Kathryn M. Kaminski, PhD

CME Group

Q2 2012

Q2 edition

 


As more and more market participants make the leap further and further into alternative investments, it is paramount that they understand what to expect going forward and what types of new risks they may need to be aware of. Unfortunately for many investors, promises of uncorrelated returns have been hard to come by and investors are scratching their heads wondering what to do next.

 

Diversification and alpha beta separation

If we go back to founding principles in the alternative space, we can outline the paradigms which ground investment decisions we see today. Going back to basics, portfolio management is about diversification and balancing risk and reward. Similar to CAPM theory, diversification works because as you add more and more uncorrelated or less correlated assets the idiosyncratic or diversifiable risks can be reduced. Balancing risk and reward requires investors to allocate to a set of risk factors while attempting to maximize their return given a prescribed level of risk.

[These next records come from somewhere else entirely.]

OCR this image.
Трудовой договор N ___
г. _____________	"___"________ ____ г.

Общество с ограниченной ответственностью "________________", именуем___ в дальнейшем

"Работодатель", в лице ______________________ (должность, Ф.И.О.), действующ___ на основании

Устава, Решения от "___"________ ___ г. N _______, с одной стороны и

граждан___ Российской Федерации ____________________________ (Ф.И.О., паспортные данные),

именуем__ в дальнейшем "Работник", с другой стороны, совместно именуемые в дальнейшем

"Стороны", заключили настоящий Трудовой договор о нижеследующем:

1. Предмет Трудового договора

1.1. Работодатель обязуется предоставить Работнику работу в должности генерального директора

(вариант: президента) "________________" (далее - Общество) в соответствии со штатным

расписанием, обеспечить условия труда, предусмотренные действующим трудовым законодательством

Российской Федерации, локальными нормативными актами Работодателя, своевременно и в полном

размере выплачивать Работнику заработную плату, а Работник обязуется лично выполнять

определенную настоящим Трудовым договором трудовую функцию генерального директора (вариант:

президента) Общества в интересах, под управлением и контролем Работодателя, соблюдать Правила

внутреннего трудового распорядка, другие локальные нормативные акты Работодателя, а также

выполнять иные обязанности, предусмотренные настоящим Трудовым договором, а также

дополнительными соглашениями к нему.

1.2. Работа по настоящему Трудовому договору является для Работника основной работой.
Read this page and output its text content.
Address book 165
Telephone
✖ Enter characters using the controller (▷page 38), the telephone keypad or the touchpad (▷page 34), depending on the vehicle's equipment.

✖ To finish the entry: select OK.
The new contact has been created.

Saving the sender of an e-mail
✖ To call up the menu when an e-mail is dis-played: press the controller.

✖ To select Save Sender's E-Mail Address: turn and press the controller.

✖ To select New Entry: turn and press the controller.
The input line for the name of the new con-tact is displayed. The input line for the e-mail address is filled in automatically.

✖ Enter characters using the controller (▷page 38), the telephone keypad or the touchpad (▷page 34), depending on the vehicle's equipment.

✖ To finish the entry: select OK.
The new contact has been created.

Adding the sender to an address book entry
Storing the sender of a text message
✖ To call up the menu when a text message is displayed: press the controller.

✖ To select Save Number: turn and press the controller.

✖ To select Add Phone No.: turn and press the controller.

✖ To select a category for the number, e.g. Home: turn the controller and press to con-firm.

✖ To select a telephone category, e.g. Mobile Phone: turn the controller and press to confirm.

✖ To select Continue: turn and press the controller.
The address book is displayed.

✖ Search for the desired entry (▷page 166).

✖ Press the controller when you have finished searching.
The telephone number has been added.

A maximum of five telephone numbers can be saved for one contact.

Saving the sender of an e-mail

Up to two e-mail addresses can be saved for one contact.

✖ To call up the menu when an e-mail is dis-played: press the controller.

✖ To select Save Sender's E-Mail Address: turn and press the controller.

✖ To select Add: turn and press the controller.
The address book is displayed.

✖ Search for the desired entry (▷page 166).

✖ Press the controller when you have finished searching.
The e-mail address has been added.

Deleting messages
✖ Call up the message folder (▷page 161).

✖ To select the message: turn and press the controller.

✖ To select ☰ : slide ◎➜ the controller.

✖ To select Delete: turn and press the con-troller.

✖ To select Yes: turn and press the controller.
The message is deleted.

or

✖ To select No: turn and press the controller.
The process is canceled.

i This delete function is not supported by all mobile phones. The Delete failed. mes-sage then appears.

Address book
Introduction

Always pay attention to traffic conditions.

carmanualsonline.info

The alpha beta separation suggests that investment strategies can be divided into alpha and beta drivers. Returns from alpha drivers are focused on absolute return with hedged systemic risks. On the other hand, beta drivers are about earning risk premiums with exposure to systematic risk. Absolute return strategies, given their tantalizing moniker, fit perfectly into this strategy where in the modern days of portfolio allocation, systematic risks can be accessed cheaply while absolute return vehicles can pump up total return with “seemingly” little impact on total risk.

 

Send in the tails

Most alternative investment strategies use carefully constructed investment strategies which, often but not always, involve leverage. They invest in assets with varying levels of liquidity and sometimes complex networks of counterparties including both their brokers and fund investors themselves. Each and or any of these characteristics can catch normally very solvent and well thought out strategies in the heat of the moment and especially during a moment of financial crisis. This structural set-up for hedge funds makes risks in hedge funds increasingly more about tail risk.

Recent research in hedge funds in crises demonstrates that many hedge funds are holding common latent idiosyncratic risks in credit, liquidity, and volatility (see Billio, Getmanksy and Pelizzon 2010). These risks may be linked to issues related to liquidity, complex counterparty network effects, funding liquidity, rapid redemptions, and margin death spirals. As most risk measurement techniques are based on divergent approaches unfocused on structural issues, they may miss these potential risks. This point highlights the fact that, just like the term hedge, hedge fund risks are more about “magnified basis risks” and/or tail risks. These risks, if not properly accounted for, can result in a lack of diversification and a lack of alpha beta separation. Put simply, naïve diversification in the alternative space can lead to increased idiosyncratic risks while tail risks may deem so called absolute return strategies less than absolute.

 

Where are you holding your tail?

Lackluster performance in many alternative strategies has sent this message to investors. The only remaining question investors are asking is what to do about tail risks? The key of course, is in going back to basics. If you really want diversification in your portfolio, find investments that like crisis and volatility. Investors need to focus on deciding if they want to pay insurance premiums for the next financial apocalypse or try to find alternative strategies which may be able to deliver “crisis alpha” when their portfolios truly need it.